I termini della questione che coinvolge l’agevolazione del collega di lavoro nella falsa attestazione della propria presenza in servizio sono dunque i seguenti. La condotta dei due soggetti è soggettivamente dolosa e caratterizzata dal vincolo del concorso di persone nella commissione del fatto contra ius, che qui consiste nella falsa attestazione in servizio mediante comportamento fraudolento. Il quale è colpito da grave illiceità che giustifica il recesso per giusta causa ex art. 2119 c.c. dalla sentenza della Corte di Cassazione, sezione lavoro, 23.3.2016, n. 5777 in relazione al comportamento del collega che marca la presenza al pòsto del dipendente assente, e dalla sentenza della Corte di Cassazione, sezione lavoro, 25.5.2016, n. 10842, in rapporto alla posizione del tutto complementare di chi affida il proprio badge al collega affinché quest’ultimo faccia risultare la propria presenza in servizio.

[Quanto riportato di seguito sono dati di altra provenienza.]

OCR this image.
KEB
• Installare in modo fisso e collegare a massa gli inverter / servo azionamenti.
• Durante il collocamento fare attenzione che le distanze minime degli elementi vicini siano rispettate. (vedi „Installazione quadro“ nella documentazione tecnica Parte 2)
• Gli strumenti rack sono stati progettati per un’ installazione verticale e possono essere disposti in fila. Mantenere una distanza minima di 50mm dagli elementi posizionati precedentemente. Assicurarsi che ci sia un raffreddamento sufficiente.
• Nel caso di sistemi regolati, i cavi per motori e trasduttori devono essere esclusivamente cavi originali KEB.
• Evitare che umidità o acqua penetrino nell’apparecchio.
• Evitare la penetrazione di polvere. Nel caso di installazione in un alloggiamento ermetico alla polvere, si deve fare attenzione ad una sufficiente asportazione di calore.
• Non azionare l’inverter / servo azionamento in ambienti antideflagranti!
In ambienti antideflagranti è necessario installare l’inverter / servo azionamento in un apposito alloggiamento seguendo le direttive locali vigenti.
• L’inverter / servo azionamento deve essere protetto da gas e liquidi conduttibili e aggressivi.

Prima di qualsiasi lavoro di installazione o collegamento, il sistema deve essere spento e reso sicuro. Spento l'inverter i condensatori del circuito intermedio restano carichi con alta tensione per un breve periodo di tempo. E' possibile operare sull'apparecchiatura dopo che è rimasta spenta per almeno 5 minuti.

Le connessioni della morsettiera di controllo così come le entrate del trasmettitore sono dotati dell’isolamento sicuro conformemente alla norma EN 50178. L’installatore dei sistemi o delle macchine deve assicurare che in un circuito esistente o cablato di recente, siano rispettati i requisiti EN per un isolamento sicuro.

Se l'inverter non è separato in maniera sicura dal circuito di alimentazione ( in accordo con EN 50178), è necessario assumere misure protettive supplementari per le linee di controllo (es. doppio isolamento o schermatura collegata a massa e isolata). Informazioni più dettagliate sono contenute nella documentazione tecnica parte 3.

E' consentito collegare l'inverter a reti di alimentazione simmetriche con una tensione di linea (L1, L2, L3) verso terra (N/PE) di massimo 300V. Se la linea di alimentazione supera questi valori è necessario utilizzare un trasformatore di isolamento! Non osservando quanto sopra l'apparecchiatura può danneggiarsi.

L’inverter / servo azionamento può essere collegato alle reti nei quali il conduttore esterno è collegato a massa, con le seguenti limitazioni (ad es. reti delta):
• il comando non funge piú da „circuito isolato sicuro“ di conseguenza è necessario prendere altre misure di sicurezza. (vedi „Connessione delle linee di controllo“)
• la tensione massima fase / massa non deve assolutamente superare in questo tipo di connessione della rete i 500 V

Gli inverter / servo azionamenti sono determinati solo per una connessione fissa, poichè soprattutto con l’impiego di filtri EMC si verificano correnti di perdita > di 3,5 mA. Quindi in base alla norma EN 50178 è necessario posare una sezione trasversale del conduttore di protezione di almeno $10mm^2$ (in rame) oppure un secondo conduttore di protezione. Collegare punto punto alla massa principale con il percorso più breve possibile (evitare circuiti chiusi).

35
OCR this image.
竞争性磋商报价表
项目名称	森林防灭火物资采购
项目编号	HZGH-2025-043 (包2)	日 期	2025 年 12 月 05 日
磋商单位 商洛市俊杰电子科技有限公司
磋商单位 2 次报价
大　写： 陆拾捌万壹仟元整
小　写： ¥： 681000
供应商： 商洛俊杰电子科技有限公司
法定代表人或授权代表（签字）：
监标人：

Come si può agevolmente notare, la giusta causa di licenziamento non è, né può essere, pósta in relazione con la quantità della mancata prestazione all’esito dell’acclarata falsa attestazione in servizio, la quale lascia qui il pòsto alla speciale caratterizzazione delle modalità alla cui stregua la falsificazione della presenza viene in essere. Sono queste e non altre le ragioni per le quali la reazione disciplinare del datore di lavoro, in casi come quelli commentati, è sintonica con la previsione dell’art. 2106 c.c.

Il che non ha alcuna attinenza con la piú ampia questione se la falsa attestazione in servizio della presenza con mezzi fraudolenti sia di per sé sola sempre e comunque fonte di licenziamento disciplinare del lavoratore subordinato, pubblico o privato che sia.